『スパイダーマン:ファー・フロム・ホーム』がついに公開されましたーやったー。
いやーもうマーベル映画の新作は毎度毎度楽しみにさせて貰ってますがね。
今回の『ファー・フロム・ホーム(以下ファーフロ)』は特別に公開が待ち遠しかったんですよ。『エンドゲーム』のときも同じこと言ってた気がしますが、もう今回は本気の本気で待ち遠しかった。
なぜかって?
ミステリオが敵なのか味方なのか気になって夜も寝られないんじゃよ!
早く見終わってスッキリ眠りたいんじゃよ!!
だってミステリオと言えばスパイダーマンの宿敵の一人で、「嘘と幻惑で相手を混乱させる」というケチくさい能力のヴィランじゃないですか。
工夫を凝らした演出を逆手に取られて(もしくは力技で)毎回スパイダーマンに倒される金魚鉢男じゃないですか。

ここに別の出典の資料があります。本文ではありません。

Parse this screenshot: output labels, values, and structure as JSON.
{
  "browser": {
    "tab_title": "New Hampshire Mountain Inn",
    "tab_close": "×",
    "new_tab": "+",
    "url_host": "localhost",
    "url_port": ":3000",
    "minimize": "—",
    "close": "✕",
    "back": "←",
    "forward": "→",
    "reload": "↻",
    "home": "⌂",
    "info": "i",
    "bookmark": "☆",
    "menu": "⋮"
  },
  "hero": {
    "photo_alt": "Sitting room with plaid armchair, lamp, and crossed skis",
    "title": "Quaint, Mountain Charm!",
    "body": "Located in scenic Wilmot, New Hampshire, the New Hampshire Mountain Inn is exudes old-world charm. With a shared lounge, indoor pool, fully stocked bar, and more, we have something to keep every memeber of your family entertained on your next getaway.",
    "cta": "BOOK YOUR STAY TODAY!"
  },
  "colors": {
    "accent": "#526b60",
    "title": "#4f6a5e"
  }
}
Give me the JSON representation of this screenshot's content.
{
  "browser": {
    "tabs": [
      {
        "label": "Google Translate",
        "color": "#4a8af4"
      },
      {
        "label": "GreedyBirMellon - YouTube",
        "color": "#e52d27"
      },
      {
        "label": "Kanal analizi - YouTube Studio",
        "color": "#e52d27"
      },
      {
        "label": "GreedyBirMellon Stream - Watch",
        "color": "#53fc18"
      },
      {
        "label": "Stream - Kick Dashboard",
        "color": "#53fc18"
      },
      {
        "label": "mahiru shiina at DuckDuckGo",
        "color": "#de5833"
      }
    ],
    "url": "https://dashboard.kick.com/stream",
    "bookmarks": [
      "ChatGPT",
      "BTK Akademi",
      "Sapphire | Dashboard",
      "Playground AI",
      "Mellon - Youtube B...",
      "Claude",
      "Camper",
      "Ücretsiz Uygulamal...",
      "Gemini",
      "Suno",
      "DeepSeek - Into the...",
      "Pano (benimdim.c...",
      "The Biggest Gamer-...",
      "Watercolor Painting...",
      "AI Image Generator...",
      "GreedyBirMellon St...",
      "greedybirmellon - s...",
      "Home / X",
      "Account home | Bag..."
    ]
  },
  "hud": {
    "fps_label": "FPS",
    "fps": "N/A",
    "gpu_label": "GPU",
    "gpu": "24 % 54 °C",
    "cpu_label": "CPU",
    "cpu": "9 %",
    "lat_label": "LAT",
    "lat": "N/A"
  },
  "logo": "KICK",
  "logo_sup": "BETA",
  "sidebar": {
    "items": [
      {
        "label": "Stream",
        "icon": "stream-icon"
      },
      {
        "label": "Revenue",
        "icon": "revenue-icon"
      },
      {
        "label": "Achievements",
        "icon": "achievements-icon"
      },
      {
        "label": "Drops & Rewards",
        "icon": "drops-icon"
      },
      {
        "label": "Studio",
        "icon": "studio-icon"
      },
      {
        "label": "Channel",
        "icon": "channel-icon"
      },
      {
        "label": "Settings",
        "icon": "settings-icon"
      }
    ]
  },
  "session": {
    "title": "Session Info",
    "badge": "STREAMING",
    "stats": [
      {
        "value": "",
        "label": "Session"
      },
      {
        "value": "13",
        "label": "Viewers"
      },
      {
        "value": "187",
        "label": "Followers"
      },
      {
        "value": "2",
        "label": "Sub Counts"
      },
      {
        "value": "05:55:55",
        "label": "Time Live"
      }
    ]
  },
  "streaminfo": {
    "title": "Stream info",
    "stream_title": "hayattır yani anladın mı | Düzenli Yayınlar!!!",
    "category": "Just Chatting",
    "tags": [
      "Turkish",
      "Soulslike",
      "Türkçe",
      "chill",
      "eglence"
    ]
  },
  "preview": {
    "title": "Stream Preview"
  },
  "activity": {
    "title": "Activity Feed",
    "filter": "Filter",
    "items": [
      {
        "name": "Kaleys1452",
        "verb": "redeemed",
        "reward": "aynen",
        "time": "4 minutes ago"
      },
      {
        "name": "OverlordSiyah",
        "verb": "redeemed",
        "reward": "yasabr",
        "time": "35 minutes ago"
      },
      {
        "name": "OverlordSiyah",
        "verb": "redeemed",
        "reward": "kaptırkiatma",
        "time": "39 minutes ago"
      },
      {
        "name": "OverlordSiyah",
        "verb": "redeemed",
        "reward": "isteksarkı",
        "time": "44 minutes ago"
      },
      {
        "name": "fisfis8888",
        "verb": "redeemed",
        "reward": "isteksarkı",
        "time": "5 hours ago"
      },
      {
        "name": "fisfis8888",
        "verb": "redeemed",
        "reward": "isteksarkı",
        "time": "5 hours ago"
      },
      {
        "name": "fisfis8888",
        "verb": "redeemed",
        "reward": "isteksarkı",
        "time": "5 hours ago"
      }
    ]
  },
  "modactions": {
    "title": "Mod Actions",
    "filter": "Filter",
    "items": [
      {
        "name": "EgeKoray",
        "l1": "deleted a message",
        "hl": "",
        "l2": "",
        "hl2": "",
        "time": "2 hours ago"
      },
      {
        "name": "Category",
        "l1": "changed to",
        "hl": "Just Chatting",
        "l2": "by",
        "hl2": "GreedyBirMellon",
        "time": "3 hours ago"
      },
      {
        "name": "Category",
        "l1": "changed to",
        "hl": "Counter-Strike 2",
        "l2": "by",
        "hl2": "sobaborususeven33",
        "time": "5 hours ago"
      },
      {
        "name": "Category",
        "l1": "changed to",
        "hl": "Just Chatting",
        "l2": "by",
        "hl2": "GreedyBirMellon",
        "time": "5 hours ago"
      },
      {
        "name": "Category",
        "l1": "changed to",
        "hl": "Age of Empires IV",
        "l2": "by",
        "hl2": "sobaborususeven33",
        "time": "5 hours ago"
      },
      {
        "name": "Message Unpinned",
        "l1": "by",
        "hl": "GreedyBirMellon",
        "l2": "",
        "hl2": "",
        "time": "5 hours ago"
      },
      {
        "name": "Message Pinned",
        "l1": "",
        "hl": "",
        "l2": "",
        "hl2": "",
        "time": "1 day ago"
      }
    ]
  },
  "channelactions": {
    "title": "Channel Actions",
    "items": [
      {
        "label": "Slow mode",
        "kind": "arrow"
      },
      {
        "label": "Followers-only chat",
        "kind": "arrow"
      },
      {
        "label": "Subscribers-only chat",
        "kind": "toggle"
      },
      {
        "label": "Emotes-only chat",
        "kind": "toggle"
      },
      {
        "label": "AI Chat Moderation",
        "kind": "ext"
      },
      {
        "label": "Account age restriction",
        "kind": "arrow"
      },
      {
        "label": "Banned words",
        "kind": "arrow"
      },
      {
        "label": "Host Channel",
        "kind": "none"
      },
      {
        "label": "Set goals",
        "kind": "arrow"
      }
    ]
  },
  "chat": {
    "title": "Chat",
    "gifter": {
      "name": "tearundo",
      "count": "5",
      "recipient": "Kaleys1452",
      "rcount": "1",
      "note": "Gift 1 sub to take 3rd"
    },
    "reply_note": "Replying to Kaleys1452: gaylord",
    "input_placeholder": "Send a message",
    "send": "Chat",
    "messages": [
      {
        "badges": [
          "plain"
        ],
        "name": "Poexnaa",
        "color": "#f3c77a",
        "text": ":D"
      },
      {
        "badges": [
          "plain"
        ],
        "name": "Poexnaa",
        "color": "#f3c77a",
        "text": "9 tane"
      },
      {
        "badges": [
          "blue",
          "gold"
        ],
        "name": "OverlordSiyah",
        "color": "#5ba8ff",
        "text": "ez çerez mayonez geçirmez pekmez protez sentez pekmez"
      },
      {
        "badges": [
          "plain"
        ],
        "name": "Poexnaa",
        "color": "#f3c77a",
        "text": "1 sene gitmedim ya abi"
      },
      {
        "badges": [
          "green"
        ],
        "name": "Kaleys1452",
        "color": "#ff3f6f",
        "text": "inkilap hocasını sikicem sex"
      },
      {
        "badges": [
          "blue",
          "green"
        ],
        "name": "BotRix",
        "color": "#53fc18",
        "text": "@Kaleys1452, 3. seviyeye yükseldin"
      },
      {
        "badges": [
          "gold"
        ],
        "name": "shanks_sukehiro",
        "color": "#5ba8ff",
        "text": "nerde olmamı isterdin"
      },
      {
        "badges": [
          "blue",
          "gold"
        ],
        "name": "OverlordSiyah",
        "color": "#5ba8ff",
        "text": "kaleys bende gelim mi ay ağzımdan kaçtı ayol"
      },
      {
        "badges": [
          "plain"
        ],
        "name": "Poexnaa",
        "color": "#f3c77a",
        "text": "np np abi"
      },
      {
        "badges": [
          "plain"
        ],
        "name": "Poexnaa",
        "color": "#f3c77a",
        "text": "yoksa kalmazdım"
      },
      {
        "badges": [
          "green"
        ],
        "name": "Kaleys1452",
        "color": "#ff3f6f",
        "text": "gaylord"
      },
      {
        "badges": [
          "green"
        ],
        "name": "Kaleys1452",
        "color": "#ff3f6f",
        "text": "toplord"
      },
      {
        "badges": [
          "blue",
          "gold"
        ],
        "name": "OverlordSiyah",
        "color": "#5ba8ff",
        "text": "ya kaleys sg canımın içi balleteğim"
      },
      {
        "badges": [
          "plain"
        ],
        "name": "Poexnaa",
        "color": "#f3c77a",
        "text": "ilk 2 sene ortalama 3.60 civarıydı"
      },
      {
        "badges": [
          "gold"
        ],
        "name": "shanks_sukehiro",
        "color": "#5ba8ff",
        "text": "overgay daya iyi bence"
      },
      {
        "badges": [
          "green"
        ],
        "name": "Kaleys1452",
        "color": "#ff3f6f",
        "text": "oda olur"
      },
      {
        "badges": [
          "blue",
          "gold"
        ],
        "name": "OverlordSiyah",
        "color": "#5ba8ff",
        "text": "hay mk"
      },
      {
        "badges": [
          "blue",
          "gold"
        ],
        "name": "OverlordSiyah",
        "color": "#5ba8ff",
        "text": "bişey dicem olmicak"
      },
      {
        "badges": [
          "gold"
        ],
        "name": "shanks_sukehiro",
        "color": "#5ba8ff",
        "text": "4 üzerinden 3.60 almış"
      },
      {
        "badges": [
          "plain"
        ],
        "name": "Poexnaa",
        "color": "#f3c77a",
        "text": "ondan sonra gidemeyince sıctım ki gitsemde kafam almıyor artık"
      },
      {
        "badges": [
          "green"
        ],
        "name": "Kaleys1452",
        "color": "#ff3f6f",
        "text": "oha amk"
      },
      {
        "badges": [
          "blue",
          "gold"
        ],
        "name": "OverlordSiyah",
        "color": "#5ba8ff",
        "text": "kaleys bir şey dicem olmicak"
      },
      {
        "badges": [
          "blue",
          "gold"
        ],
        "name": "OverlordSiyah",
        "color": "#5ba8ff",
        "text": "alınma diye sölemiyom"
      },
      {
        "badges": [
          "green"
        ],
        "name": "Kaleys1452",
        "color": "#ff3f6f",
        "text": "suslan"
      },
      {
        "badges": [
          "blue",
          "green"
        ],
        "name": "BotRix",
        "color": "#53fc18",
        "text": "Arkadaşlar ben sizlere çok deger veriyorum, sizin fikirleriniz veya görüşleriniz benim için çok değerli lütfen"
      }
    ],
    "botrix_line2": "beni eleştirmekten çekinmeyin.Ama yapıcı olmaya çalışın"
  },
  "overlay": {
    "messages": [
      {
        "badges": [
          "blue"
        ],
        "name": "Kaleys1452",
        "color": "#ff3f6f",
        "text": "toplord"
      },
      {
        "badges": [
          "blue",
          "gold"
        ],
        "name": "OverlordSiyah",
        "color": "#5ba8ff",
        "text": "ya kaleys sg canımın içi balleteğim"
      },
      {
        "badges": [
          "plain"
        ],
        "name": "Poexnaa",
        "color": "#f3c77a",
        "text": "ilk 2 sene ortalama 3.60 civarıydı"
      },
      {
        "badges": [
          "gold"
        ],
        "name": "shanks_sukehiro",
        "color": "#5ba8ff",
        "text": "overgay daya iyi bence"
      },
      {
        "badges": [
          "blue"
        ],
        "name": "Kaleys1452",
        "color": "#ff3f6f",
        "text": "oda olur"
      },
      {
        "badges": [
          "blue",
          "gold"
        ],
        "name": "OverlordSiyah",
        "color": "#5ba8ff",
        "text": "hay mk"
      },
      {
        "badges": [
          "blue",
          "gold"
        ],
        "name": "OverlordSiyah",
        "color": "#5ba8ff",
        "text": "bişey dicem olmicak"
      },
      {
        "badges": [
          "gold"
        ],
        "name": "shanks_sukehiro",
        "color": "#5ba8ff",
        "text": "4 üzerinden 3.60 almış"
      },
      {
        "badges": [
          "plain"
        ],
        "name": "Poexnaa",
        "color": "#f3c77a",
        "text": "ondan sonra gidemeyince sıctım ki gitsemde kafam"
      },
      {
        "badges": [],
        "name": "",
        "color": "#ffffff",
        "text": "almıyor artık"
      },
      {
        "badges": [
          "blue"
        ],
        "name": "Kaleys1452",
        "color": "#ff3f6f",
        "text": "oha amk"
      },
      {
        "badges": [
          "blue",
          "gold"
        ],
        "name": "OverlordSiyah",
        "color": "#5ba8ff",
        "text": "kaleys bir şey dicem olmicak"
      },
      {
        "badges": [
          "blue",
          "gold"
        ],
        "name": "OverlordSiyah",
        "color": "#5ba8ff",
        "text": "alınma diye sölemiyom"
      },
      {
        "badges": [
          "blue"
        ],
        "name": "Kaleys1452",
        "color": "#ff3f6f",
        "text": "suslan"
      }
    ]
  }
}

それがどっこい『ファーフロ』の予告編ではハイドロマンやサンドマンと激闘を繰り広げており、まるで正義のヒーロー。
あげくトニーを失って傷心のピーターに父性全開で接してくるポスト・アイアンマンの立ち位置。
え、どゆこと? 敵なの!? 味方なの!?
ミステリオのキャラ特性に忠実に予想するなら、ハイドロマンもサンドマンも全部ミステリオの自作自演で実は何らかの目的をもってヒーローのフリをしている…と言うことなるでしょう。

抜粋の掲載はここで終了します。